Saya sekarang masih tahun kedua kuliah di universitas Jepang. Kalau di Indonesia mungkin semester 4 dan masih ada waktu yang tersisa selama dua tahun lagi. Walaupun masih tinggal dua tahun lagi saya sudah mulai sibuk dengan berbagai macam kegiatan yang ada di sekolah dan persiapan – persiapan agar bisa bekerja di Jepang karena memang mimpi saya adalah bekerja di Jepang. Sebelum bicara macam – macam tentang kegiatan saya sekarang ada lebih baiknya kalau saya menulis beberapa hal yang saya lalui waktu tahun pertama masuk universitas di Jepang. Siapa tahu bisa jadi referensi untuk teman-teman yang ingin kuliah di Jepang. Langsung saja ya.

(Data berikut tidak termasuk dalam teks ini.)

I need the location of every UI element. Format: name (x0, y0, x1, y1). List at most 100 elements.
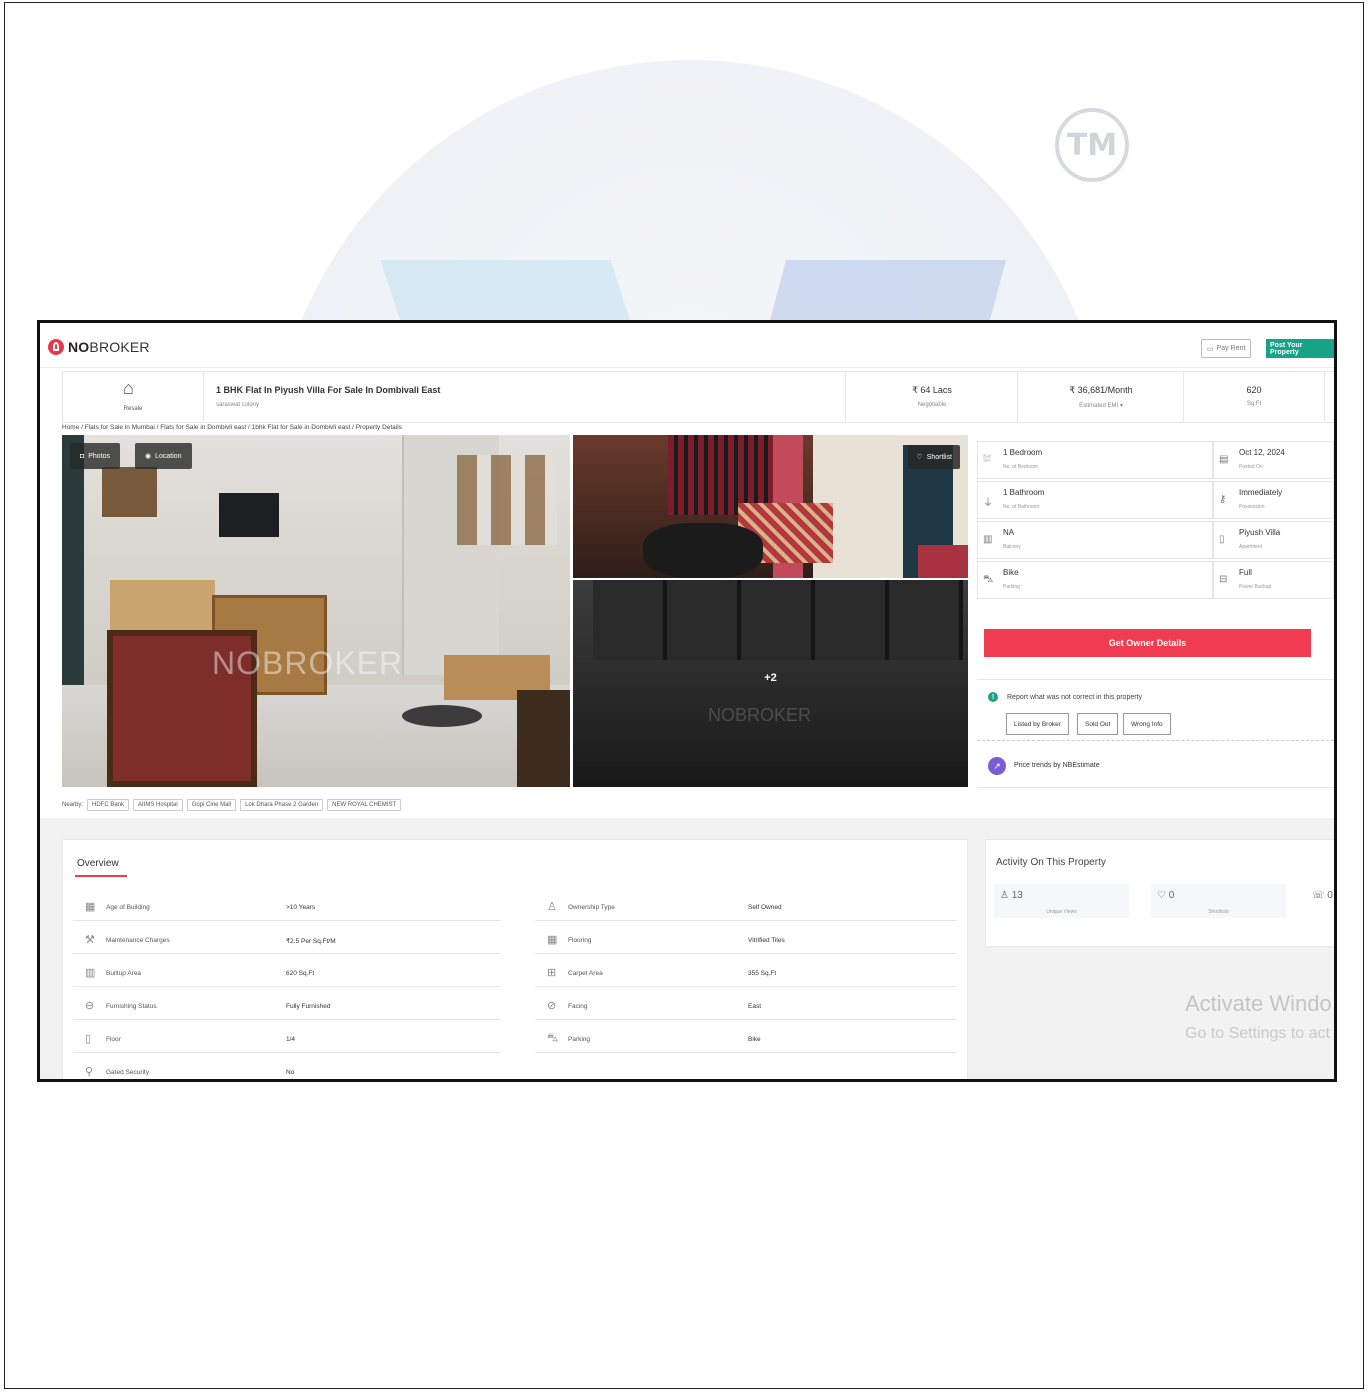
overview-row: ⚲ Gated Security No (85, 1066, 295, 1078)
overview-row: ▦ Age of Building >10 Years (73, 898, 501, 921)
property-header: ⌂ Resale 1 BHK Flat In Piyush Villa For … (62, 371, 1334, 423)
security-icon: ⚲ (85, 1066, 94, 1078)
activate-windows-title: Activate Windo (1185, 991, 1332, 1016)
overview-row: ⊘ Facing East (535, 997, 957, 1020)
contacts-stat: ☏ 0 (1306, 884, 1334, 918)
overview-row: ⛍ Parking Bike (535, 1030, 957, 1053)
detail-parking: ⛍ Bike Parking (977, 561, 1213, 599)
breadcrumb[interactable]: Home / Flats for Sale in Mumbai / Flats … (62, 424, 402, 431)
nearby-label: Nearby: (62, 802, 84, 808)
property-details-grid: ⛆ 1 Bedroom No. of Bedroom ▤ Oct 12, 202… (977, 441, 1334, 611)
detail-posted-on: ▤ Oct 12, 2024 Posted On (1213, 441, 1334, 479)
nearby-chip[interactable]: Gopi Cine Mall (186, 799, 237, 811)
price-trends-label: Price trends by NBEstimate (1014, 762, 1100, 769)
overview-row: ♙ Ownership Type Self Owned (535, 898, 957, 921)
get-owner-details-button[interactable]: Get Owner Details (984, 629, 1311, 657)
card-icon: ▭ (1207, 345, 1214, 353)
property-title: 1 BHK Flat In Piyush Villa For Sale In D… (216, 385, 441, 395)
emi-note: Estimated EMI ▾ (1079, 403, 1123, 409)
furnishing-icon: ⊖ (85, 1000, 95, 1012)
photo-thumbnail[interactable]: ♡ Shortlist (573, 435, 968, 578)
resale-label: Resale (123, 406, 143, 412)
report-section: ! Report what was not correct in this pr… (977, 679, 1334, 741)
key-icon: ⚷ (1219, 494, 1227, 505)
price-note: Negotiable (917, 402, 947, 408)
info-icon: ! (988, 692, 998, 702)
post-property-button[interactable]: Post Your Property (1266, 339, 1334, 358)
pay-rent-label: Pay Rent (1216, 345, 1246, 352)
nearby-chip[interactable]: AIIMS Hospital (133, 799, 183, 811)
overview-row: ⚒ Maintenance Charges ₹2.5 Per Sq.Ft/M (73, 931, 501, 954)
screenshot-frame: NOBROKER ▭ Pay Rent Post Your Property ⌂… (37, 320, 1337, 1082)
price-stat: ₹ 64 Lacs Negotiable (845, 372, 1018, 422)
car-icon: ⛍ (547, 1032, 559, 1044)
power-icon: ⊟ (1219, 574, 1228, 585)
area-unit: Sq.Ft (1246, 401, 1262, 407)
photo-thumbnail-more[interactable]: +2 NOBROKER (573, 580, 968, 787)
nobroker-logo[interactable]: NOBROKER (48, 339, 150, 355)
overview-row: ▦ Flooring Vitrified Tiles (535, 931, 957, 954)
logo-icon (48, 339, 64, 355)
nearby-chip[interactable]: NEW ROYAL CHEMIST (327, 799, 402, 811)
detail-bedroom: ⛆ 1 Bedroom No. of Bedroom (977, 441, 1213, 479)
camera-icon: ◘ (80, 452, 85, 460)
nearby-chip[interactable]: Lok Dhara Phase 2 Garden (240, 799, 324, 811)
resale-badge: ⌂ Resale (63, 372, 204, 422)
detail-possession: ⚷ Immediately Possession (1213, 481, 1334, 519)
bath-icon: ⏚ (983, 498, 993, 509)
price-trends-link[interactable]: ↗ Price trends by NBEstimate (977, 749, 1334, 788)
location-icon: ◉ (145, 453, 152, 460)
report-text: Report what was not correct in this prop… (1007, 694, 1143, 701)
parking-icon: ⛍ (983, 574, 994, 585)
area-value: 620 (1246, 385, 1262, 395)
activity-title: Activity On This Property (996, 857, 1106, 868)
background-watermark (230, 50, 1170, 340)
building-icon: ▯ (1219, 534, 1225, 545)
overview-row: ⊖ Furnishing Status Fully Furnished (73, 997, 501, 1020)
detail-apartment: ▯ Piyush Villa Apartment (1213, 521, 1334, 559)
detail-power-backup: ⊟ Full Power Backup (1213, 561, 1334, 599)
property-locality: saraswat colony (216, 402, 260, 408)
trend-icon: ↗ (988, 757, 1006, 775)
photo-watermark: NOBROKER (212, 645, 404, 681)
report-wrong-info[interactable]: Wrong Info (1123, 713, 1171, 735)
overview-tab-underline (75, 875, 127, 877)
compass-icon: ⊘ (547, 1000, 557, 1012)
price-value: ₹ 64 Lacs (912, 385, 952, 395)
logo-text: NOBROKER (68, 339, 150, 355)
nearby-chip[interactable]: HDFC Bank (87, 799, 130, 811)
top-navbar: NOBROKER ▭ Pay Rent Post Your Property (40, 323, 1334, 368)
overview-row: ▥ Builtup Area 620 Sq.Ft (73, 964, 501, 987)
building-age-icon: ▦ (85, 901, 96, 913)
emi-stat[interactable]: ₹ 36,681/Month Estimated EMI ▾ (1017, 372, 1184, 422)
emi-value: ₹ 36,681/Month (1069, 385, 1133, 395)
floor-icon: ▯ (85, 1033, 92, 1045)
bed-icon: ⛆ (983, 454, 991, 465)
overview-row: ▯ Floor 1/4 (73, 1030, 501, 1053)
report-sold-out[interactable]: Sold Out (1077, 713, 1119, 735)
balcony-icon: ▥ (983, 534, 993, 545)
flooring-icon: ▦ (547, 934, 558, 946)
contact-icon: ☏ 0 (1312, 890, 1333, 901)
overview-title[interactable]: Overview (77, 858, 119, 869)
unique-views-stat: ♙ 13 Unique Views (994, 884, 1129, 918)
location-button[interactable]: ◉ Location (135, 443, 192, 469)
nearby-places: Nearby: HDFC Bank AIIMS Hospital Gopi Ci… (62, 799, 402, 811)
detail-balcony: ▥ NA Balcony (977, 521, 1213, 559)
area-stat: 620 Sq.Ft (1183, 372, 1325, 422)
photos-button[interactable]: ◘ Photos (70, 443, 121, 469)
activity-panel: Activity On This Property ♙ 13 Unique Vi… (985, 839, 1334, 947)
shortlist-button[interactable]: ♡ Shortlist (908, 445, 960, 469)
shortlists-stat: ♡ 0 Shortlists (1151, 884, 1286, 918)
report-listed-by-broker[interactable]: Listed by Broker (1006, 713, 1069, 735)
pay-rent-button[interactable]: ▭ Pay Rent (1201, 339, 1252, 358)
photo-watermark: NOBROKER (708, 705, 812, 725)
more-photos-count: +2 (764, 672, 777, 684)
overview-row: ⊞ Carpet Area 355 Sq.Ft (535, 964, 957, 987)
tm-badge: TM (1055, 108, 1129, 182)
house-icon: ⌂ (123, 378, 134, 398)
activate-windows-subtitle: Go to Settings to act (1185, 1025, 1330, 1042)
calendar-icon: ▤ (1219, 454, 1229, 465)
main-photo[interactable]: NOBROKER ◘ Photos ◉ Location (62, 435, 570, 787)
overview-panel: Overview ▦ Age of Building >10 Years ⚒ M… (62, 839, 968, 1079)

Saya masuk mulai semester pertama di Universitas Jepang tahun 2014 tepatnya tahun lalu setelah belajar di sekolah bahasa Jepang selama kurang lebih 1 tahun 9 bulan. Cukup lama sekolah bahasa Jepang saya menghitung murid asing hanya diperbolehkan menempuh pendidikan bahasa Jepang max 2 tahun. Kemudian di tahun 2014 bulan Maret saya lulus dari sekolah bahasa dan bulan April sudah masuk kuliah di universitas Jepang. Untuk proses bagaimana prosedur sekolah  masuk kuliah dan persiapannya akan saya tulis di post berbeda di lain kesempatan.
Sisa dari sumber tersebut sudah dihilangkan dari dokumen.